Diagnosis is possible with an original image having less noise. As a result,
Compared to the case where diagnosis is performed using only the original original image, the diagnosis time can be greatly reduced, and the diagnosis efficiency can be improved. According to the present invention, there is an effect of providing an X-ray image display device capable of eliminating oversight in monitor diagnosis using a reduced image.
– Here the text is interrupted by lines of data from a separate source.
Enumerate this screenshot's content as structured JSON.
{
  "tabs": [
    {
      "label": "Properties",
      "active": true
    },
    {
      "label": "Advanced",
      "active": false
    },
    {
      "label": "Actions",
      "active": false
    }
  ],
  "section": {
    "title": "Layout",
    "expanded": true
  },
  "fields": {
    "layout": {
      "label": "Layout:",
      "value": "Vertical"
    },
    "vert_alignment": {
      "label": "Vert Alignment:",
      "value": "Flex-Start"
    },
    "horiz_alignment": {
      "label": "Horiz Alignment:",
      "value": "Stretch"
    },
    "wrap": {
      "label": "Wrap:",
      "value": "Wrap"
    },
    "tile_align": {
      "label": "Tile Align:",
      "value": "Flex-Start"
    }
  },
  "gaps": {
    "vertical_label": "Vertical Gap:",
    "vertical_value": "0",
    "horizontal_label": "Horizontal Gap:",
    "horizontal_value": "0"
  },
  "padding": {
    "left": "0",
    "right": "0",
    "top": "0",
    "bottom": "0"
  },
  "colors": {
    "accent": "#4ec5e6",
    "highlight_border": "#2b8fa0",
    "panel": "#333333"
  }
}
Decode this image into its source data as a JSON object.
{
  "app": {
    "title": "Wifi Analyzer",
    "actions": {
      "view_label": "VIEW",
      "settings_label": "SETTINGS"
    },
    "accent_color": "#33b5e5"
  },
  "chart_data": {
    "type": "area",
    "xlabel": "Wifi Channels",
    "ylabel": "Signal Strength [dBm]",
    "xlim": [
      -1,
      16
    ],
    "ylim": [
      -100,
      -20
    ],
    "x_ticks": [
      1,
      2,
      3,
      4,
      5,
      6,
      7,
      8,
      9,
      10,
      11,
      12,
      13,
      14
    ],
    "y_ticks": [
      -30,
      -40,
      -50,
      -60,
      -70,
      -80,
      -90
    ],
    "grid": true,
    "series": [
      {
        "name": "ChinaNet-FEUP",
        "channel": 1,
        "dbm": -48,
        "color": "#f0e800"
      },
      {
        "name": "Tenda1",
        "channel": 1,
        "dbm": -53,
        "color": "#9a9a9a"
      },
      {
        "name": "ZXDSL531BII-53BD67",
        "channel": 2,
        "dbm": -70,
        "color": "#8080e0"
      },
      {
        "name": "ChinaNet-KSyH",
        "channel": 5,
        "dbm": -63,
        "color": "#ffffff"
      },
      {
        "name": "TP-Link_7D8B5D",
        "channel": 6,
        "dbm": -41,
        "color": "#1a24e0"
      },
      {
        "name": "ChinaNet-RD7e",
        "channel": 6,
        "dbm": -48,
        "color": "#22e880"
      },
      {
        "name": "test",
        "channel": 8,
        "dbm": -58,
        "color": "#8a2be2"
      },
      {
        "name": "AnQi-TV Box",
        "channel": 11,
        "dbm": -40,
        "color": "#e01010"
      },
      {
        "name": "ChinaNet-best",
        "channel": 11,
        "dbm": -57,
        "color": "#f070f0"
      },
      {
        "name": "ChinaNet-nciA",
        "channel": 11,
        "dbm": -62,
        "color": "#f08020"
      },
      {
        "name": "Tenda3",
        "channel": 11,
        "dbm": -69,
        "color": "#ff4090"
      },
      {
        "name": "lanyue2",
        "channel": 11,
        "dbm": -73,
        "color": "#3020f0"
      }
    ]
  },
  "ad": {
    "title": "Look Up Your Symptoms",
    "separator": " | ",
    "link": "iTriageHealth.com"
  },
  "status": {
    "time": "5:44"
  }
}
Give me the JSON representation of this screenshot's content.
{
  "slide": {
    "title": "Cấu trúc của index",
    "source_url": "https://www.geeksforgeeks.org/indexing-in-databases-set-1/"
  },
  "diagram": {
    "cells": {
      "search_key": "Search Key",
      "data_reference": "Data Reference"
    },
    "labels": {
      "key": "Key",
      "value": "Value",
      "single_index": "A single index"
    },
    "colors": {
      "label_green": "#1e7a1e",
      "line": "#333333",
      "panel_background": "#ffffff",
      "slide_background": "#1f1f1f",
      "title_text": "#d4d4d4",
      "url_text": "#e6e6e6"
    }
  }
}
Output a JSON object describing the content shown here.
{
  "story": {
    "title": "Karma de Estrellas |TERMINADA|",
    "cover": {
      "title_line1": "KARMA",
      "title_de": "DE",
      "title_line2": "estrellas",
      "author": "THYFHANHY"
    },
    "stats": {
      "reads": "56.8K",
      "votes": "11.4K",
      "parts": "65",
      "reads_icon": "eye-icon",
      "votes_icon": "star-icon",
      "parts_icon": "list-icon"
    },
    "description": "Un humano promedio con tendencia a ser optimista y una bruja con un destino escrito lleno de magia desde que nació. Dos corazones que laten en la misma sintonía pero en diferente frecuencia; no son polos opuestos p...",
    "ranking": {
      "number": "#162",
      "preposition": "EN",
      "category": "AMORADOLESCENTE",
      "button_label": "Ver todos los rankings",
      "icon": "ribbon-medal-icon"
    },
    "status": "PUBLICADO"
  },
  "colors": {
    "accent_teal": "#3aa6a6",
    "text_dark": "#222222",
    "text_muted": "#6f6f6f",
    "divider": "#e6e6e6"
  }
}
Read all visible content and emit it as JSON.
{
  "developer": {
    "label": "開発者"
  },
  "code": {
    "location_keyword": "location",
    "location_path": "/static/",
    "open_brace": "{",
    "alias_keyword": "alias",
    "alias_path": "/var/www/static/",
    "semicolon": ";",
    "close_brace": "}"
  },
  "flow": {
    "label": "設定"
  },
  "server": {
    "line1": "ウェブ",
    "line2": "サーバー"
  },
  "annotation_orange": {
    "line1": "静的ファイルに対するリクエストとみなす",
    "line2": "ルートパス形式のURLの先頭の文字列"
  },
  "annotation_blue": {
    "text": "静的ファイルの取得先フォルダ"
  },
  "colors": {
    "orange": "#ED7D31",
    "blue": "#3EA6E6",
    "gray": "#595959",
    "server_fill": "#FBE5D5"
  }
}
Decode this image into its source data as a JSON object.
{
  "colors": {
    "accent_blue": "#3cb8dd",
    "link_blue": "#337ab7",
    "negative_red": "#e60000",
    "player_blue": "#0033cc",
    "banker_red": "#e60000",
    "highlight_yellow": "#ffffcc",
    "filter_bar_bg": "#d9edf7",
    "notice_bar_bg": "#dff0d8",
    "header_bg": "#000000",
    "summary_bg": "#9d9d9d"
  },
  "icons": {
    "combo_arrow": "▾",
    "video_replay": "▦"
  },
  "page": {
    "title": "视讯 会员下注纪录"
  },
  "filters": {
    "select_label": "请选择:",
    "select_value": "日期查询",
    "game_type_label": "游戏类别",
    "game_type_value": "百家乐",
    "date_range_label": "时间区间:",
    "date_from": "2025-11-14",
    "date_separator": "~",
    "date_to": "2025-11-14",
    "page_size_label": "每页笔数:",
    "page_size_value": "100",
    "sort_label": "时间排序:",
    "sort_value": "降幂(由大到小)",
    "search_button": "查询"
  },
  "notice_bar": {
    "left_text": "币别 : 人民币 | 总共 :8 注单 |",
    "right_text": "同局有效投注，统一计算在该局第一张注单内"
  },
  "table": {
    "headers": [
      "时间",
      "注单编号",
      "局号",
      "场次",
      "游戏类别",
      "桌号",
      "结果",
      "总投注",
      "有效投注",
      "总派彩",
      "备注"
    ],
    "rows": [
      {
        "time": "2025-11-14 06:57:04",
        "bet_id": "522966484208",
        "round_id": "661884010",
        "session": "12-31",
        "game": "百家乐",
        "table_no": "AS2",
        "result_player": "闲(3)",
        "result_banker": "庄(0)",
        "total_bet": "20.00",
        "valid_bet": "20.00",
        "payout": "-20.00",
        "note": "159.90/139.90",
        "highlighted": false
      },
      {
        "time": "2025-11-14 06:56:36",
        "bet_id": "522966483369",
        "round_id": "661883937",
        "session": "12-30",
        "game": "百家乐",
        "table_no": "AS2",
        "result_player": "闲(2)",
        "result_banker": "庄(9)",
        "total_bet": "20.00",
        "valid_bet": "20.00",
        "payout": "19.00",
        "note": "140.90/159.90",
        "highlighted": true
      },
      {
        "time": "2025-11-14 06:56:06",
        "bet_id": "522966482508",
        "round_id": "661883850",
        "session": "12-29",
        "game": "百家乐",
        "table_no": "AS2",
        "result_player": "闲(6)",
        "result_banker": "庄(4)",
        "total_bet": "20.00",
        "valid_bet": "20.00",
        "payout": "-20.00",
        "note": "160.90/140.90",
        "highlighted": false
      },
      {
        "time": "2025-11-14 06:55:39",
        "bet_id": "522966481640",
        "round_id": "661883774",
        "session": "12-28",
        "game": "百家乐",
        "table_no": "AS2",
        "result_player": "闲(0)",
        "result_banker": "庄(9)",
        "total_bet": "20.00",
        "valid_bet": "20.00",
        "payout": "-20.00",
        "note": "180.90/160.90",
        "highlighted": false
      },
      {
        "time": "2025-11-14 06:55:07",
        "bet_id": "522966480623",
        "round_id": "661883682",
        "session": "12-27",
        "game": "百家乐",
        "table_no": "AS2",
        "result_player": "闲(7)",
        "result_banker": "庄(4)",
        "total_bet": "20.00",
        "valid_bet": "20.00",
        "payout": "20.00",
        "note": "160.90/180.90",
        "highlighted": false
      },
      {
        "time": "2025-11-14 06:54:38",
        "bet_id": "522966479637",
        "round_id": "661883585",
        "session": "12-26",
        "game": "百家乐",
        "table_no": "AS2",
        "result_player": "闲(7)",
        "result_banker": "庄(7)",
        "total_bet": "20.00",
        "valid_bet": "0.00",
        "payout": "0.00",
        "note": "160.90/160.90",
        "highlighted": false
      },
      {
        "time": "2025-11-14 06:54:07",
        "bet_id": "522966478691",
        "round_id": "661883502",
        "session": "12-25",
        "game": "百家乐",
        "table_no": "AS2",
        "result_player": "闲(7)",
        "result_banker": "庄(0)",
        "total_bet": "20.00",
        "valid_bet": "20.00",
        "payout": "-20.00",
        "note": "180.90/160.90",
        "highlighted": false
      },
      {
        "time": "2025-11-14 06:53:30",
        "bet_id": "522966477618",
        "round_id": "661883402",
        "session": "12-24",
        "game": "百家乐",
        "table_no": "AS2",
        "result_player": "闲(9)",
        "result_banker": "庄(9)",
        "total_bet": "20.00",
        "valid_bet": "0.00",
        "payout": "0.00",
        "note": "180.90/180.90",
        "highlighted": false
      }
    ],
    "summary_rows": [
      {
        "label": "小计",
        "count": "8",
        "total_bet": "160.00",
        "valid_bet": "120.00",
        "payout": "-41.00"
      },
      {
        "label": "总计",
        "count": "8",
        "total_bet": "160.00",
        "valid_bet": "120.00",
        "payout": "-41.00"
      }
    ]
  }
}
BRIEF DESCRIPTION OF THE DRAWINGS FIG. 1 is a block diagram showing a schematic configuration of an X-ray diagnostic apparatus according to the present embodiment. FIG. 2 is a display explanatory diagram when performing a diagnosis using a reduced image. [Description of Signs] 1 ... X-ray tube, 2 ... Bed, 3 ... Image intensifier (II), 4 ... Optical system, 5 ... Iris / ND filter, 6 ... TV camera, 7 ... TV camera Control unit, 8: image processing device, 9: display monitor, 10: magnetic disk, 1
DESCRIPTION OF SYMBOLS 1 ... Central processing unit (CPU), 12 ... Image collection part, 13
... image processing unit, 14 ... image display unit, 15 ... image reduction unit,
15a: image enhancement processing unit, 15b: reduction processing unit, 16 ...
Image memory, 17 ... External interface circuit, 18 ...
Interface circuit, 19 ... Console

──────────────────────────────────────────────────続 き Continued on the front page (51) Int.Cl. ⁷ Identification symbol FI Theme coat ゛ (Reference) H04N 5/32 H04N 7/18 L 5C077 5/325 A61B 6/00 350M 7/18 H04N 1/40 101D ( 72) Inventor Takashi Ishiguro 1-1-1, Uchikanda, Chiyoda-ku, Tokyo F-term in Hitachi Medical Corporation 4C093 AA01 AA16 AA26 CA23 FD05 FF07 FF08 FF09 FF13 FF35 FG08 5B057 AA08 BA03 CA02 CA08 CA12 CA16 CB02CB CB12 CB16 CD06 CD07 CE02 CE03 CE11 5C024 AX12 CY14 CY41 DX04 5C054 AA06 CA02 CC04 CE02 CE16 EB05 ED11 FE18 GA01 GB04 HA12 5C076 AA16 AA19 AA22 5C077 LL19 MP07 PP03 PP20 PP23 SS07 TT10

Claims (1)

Claims: 1. A means for storing original image data of an X-ray image obtained by an X-ray diagnostic apparatus, and reducing the reduced image data by reducing the original image data read from the storage means. An X-ray image, comprising: means for generating; means for performing image enhancement processing including tone enhancement on the generated reduced image data; and means for displaying the reduced image subjected to the image enhancement processing. Display device.